A psoríase é uma doença comum, não-contagiosa, imunomediada que afeta até 3% da população mundial2. A psoríase em placas é a forma mais comum da doença e manifesta-se pelo aparecimento de lesões eritematosas avermelhadas cobertas por escamas esbranquiçadas e prateadas de células mortas. A psoríase não é simplesmente um problema cosmético, mas uma doença persistente, crónica (de longa duração), e por vezes angustiante, que pode até mesmo afetar os mais pequenos aspetos da vida diária das pessoas. Entre 10 e 30 % dos doentes com psoríase têm ou poderão vir a desenvolver artrite psoriática, onde as articulações são também afetadas, causando sintomas debilitantes incluindo dor, rigidez e danos irreversíveis3,4. A psoríase também está associada a outros problemas de saúde, como diabetes, doenças cardíacas e depressão3.

Tratar a psoríase é fundamental para uma boa gestão da doença e da saúde em geral. É possível, com um trabalho conjunto entre médico e doente, encontrar um tratamento ou tratamentos que reduzam ou eliminem os seus sintomas.
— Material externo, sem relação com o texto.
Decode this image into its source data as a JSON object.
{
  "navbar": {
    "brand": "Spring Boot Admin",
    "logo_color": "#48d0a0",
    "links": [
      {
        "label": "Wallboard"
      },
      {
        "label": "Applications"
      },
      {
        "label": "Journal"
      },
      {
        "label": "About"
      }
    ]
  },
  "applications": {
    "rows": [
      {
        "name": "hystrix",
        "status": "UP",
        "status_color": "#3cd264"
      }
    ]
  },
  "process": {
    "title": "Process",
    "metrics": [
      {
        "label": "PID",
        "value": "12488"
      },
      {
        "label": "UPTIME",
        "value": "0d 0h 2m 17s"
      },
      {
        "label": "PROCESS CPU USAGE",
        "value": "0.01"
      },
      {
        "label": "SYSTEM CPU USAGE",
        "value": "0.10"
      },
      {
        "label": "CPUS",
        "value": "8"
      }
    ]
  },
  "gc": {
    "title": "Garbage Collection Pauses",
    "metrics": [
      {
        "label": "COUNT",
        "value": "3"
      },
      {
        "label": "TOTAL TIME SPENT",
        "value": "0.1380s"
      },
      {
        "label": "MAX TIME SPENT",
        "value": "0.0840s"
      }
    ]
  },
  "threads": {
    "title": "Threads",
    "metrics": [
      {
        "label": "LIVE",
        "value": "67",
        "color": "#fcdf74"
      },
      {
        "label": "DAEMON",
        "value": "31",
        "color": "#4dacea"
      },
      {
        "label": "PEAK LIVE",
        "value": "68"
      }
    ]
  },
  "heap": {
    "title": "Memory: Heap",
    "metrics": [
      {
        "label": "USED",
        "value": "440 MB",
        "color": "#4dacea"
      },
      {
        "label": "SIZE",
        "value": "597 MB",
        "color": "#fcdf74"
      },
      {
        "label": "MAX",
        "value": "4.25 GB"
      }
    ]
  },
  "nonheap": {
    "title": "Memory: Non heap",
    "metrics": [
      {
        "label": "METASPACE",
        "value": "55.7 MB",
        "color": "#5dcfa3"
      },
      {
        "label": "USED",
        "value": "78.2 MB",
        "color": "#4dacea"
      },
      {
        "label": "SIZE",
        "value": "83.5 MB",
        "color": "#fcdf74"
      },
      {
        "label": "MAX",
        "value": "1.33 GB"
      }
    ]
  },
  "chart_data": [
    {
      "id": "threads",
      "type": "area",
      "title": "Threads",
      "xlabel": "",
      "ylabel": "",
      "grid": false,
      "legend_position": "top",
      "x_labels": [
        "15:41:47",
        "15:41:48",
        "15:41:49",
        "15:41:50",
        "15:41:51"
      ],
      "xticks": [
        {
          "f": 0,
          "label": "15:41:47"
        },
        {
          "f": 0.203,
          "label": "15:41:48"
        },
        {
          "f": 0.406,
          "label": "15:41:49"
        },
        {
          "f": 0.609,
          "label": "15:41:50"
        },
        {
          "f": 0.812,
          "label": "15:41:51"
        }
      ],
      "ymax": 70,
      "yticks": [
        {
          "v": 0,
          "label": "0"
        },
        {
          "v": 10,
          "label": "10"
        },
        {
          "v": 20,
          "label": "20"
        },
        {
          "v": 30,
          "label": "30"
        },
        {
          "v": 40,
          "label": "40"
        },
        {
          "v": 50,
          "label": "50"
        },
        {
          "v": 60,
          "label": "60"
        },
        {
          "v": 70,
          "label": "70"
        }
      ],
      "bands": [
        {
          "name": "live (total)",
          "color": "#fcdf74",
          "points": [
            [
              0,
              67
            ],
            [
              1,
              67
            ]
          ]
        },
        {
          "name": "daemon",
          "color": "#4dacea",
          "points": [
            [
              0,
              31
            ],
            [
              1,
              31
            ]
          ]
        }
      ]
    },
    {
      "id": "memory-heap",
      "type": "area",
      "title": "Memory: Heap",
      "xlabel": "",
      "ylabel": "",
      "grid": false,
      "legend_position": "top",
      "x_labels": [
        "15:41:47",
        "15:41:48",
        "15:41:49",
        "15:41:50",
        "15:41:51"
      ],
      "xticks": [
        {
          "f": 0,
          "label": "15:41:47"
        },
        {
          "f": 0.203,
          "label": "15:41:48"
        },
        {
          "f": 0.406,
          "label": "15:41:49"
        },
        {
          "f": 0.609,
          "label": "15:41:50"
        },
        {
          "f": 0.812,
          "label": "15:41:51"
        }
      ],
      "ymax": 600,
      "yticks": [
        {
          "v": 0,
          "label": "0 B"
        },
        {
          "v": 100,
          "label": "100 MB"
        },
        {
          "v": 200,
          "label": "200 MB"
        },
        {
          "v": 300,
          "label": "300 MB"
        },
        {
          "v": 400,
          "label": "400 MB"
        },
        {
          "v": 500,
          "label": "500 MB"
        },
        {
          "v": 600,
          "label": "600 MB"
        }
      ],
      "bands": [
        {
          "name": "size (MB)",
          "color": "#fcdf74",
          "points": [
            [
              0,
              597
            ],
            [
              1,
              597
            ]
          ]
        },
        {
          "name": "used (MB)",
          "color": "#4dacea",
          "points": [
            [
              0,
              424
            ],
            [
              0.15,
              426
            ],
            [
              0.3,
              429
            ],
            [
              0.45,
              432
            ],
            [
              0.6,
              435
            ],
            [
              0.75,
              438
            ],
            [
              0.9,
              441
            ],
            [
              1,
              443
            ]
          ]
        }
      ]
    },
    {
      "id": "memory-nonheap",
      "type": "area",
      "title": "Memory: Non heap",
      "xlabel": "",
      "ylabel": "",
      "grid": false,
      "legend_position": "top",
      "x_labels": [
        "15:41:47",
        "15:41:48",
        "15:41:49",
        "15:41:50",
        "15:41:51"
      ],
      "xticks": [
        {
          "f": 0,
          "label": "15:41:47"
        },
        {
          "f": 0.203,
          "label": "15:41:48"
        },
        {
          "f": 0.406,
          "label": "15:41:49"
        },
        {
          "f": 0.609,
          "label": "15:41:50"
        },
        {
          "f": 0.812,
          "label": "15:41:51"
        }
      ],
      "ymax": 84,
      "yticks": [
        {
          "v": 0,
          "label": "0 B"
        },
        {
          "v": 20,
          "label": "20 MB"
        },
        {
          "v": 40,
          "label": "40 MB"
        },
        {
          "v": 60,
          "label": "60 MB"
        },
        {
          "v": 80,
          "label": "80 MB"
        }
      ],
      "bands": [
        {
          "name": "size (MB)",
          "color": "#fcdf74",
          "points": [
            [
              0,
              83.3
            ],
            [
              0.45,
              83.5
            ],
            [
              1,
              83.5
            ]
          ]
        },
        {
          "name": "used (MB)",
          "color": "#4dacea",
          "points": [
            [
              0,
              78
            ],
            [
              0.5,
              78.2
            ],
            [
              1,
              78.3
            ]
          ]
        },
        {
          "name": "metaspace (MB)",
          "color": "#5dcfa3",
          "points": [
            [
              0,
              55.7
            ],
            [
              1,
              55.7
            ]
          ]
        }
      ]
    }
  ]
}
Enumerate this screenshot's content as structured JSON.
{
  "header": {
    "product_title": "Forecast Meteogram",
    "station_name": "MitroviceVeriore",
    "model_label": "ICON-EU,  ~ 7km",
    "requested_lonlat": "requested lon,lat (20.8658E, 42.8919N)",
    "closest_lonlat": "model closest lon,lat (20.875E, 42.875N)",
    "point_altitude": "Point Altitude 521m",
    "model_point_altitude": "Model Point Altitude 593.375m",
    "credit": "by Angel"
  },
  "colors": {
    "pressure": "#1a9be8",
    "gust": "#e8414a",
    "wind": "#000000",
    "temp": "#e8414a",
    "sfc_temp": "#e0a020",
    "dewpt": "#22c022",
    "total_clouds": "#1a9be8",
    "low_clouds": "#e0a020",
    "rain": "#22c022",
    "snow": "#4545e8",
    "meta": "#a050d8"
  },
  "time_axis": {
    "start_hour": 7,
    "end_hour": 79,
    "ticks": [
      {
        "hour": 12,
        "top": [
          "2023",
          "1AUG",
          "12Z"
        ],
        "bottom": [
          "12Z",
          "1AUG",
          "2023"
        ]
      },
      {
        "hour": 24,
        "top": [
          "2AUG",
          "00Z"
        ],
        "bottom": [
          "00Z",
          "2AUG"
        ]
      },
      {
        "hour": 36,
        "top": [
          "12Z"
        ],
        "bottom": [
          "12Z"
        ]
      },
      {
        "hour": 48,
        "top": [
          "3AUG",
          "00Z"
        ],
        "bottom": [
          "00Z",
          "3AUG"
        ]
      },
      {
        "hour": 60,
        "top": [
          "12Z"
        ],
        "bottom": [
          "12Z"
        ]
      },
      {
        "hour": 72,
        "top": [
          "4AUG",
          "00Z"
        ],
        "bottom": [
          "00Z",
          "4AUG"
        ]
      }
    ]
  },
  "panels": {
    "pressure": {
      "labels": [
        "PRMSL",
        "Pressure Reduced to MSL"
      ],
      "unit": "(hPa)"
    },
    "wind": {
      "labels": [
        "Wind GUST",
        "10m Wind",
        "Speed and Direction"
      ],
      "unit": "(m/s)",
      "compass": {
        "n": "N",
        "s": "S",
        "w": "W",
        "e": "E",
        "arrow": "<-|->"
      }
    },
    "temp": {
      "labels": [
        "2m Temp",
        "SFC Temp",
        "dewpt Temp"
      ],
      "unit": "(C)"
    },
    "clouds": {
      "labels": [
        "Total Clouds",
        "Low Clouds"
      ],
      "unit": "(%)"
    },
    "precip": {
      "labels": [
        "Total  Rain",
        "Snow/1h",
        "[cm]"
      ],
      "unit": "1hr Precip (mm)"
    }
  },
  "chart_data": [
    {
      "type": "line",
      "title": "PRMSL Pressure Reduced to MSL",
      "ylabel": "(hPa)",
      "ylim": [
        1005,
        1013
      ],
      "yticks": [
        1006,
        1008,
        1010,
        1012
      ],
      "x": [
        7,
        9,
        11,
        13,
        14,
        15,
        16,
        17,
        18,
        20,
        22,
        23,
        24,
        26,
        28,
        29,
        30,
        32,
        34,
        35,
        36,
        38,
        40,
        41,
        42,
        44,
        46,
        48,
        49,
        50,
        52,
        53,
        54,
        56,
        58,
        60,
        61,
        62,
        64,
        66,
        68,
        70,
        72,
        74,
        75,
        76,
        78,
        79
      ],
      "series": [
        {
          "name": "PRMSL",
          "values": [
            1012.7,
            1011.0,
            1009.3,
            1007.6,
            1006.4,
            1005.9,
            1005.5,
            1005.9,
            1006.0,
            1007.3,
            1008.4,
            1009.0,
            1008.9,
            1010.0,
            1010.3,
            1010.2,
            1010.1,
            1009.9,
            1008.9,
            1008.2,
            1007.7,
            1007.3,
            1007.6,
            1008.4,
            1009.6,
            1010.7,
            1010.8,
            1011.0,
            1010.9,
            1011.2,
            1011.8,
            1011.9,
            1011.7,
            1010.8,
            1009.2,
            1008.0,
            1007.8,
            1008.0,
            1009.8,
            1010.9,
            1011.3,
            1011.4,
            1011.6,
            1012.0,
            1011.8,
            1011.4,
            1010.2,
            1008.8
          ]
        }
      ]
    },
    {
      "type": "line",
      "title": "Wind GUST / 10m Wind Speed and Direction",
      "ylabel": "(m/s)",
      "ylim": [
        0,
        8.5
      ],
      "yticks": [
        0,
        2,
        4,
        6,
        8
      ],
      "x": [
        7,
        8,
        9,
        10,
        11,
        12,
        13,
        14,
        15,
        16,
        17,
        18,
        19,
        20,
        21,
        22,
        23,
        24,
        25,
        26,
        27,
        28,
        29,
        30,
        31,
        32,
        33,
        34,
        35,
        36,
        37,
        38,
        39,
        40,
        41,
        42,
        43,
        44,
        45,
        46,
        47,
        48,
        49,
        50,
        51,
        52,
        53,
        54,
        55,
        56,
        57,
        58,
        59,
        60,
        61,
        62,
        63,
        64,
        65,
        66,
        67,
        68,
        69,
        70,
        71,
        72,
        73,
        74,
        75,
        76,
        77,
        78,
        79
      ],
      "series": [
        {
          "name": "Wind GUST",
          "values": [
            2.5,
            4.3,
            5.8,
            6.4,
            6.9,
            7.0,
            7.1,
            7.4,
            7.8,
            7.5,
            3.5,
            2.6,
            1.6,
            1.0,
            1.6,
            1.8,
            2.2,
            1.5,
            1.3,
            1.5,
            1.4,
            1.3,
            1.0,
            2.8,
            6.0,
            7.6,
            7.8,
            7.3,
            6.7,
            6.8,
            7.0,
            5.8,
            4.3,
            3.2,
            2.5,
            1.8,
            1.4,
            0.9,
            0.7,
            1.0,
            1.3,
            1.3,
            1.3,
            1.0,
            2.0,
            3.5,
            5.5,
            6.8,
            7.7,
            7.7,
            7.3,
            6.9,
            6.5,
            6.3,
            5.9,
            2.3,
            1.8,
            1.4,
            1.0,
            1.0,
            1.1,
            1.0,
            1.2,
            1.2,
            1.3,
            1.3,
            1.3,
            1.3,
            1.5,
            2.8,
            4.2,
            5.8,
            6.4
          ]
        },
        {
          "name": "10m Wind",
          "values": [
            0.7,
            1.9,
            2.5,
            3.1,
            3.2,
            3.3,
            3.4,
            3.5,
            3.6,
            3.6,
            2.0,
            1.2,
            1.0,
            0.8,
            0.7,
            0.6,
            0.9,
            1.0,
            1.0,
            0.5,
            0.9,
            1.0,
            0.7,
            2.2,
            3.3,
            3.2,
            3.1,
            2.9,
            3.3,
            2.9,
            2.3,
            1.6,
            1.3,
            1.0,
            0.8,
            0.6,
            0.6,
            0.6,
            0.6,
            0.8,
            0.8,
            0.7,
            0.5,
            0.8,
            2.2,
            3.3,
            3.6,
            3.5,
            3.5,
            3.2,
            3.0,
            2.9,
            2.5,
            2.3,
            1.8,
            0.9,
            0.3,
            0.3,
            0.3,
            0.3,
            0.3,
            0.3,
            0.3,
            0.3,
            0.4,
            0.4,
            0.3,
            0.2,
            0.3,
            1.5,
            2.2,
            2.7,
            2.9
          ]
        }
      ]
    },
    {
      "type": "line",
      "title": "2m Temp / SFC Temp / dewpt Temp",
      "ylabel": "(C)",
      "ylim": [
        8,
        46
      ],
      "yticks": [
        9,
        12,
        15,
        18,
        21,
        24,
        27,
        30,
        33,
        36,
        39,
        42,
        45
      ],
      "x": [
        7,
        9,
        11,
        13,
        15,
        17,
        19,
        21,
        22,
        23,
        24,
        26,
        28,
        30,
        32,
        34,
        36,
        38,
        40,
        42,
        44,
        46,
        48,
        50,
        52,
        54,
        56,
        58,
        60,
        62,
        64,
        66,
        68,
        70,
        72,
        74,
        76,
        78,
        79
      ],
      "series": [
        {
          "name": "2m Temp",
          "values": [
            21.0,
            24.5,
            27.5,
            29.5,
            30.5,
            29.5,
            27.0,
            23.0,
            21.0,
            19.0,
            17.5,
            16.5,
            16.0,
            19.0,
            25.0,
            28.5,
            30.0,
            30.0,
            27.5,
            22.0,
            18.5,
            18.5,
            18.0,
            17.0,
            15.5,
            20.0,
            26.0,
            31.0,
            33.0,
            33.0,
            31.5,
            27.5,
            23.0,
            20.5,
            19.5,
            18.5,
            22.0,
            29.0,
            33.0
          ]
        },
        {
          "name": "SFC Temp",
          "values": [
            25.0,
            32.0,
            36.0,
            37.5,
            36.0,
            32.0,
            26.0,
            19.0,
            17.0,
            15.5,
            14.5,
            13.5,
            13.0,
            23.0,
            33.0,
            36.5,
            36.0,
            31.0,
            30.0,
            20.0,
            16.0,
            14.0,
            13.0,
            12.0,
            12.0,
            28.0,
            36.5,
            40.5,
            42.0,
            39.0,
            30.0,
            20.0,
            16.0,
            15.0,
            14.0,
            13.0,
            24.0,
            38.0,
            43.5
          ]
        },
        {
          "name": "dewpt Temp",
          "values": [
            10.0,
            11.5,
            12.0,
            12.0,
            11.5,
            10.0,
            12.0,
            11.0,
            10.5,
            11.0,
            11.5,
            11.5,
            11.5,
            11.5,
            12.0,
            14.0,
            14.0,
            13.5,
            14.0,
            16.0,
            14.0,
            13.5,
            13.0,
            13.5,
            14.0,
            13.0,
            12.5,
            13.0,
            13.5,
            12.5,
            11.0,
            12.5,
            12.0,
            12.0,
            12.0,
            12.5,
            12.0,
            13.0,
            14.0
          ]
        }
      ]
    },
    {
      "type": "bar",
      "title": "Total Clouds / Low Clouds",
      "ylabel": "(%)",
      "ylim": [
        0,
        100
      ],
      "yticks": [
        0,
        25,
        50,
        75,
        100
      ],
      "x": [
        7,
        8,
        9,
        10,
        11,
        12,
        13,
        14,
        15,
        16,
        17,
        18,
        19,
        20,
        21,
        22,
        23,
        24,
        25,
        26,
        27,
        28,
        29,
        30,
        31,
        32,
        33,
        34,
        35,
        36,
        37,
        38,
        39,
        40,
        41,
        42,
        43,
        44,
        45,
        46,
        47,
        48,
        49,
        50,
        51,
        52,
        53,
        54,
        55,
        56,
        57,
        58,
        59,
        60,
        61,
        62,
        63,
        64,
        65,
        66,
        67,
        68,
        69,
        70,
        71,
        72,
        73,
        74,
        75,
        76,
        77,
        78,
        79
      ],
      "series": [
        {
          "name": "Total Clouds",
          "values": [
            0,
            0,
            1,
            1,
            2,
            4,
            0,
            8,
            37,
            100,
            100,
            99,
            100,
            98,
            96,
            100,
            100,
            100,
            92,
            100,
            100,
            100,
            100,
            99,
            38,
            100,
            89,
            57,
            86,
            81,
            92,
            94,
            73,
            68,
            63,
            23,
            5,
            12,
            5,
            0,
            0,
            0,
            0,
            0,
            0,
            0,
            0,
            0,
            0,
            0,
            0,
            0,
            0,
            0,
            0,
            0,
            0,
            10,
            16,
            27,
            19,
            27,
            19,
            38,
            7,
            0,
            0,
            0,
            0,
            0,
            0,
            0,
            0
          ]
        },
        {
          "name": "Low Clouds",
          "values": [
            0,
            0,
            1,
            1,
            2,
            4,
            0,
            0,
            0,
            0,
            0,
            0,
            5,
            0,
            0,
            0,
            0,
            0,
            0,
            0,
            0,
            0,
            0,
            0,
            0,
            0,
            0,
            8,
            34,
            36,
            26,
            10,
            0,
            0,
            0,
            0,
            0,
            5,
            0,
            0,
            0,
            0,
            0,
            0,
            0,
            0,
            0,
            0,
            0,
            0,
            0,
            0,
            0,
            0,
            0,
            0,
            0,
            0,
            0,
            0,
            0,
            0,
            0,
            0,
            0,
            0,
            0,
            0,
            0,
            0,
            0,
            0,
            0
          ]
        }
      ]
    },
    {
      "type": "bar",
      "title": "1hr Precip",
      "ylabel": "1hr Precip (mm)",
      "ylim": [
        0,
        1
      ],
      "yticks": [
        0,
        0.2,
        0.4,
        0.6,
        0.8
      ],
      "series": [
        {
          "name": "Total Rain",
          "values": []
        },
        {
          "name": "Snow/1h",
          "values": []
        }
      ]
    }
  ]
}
O que é adequado para uma pessoa com psoríase pode não o ser para outra, sendo por isso fundamental que doente e médico discutam as diferentes opções de tratamento disponíveis e decidam qual o mais adequado para aquele caso em particular.  

 

Referências

  1. Marques Pinto G, Filipe P. [Guidelines for high-quality use of biologic therapies in adults with plaque psoriasis]. Acta medica portuguesa. 2012;25(2):125-41.
  2. International Federation of Psoriasis Associations (IFPA) World Psoriasis Day website. “About Psoriasis.” Available at: http://www.worldpsoriasisday.com/web/page.aspx?refid=114. Accessed February 2016.
  3. National Psoriasis Foundation. Psoriatic disease: about psoriasis. Available at: www.psoriasis.org/about-psoriasis. Accessed January 2016.
  4. Mease PJ, Armstrong AW. Managing patients with psoriatic disease: the diagnosis and pharmacologic treatment of psoriatic arthritis in patients with psoriasis. Drugs. 2014; 74:423–441.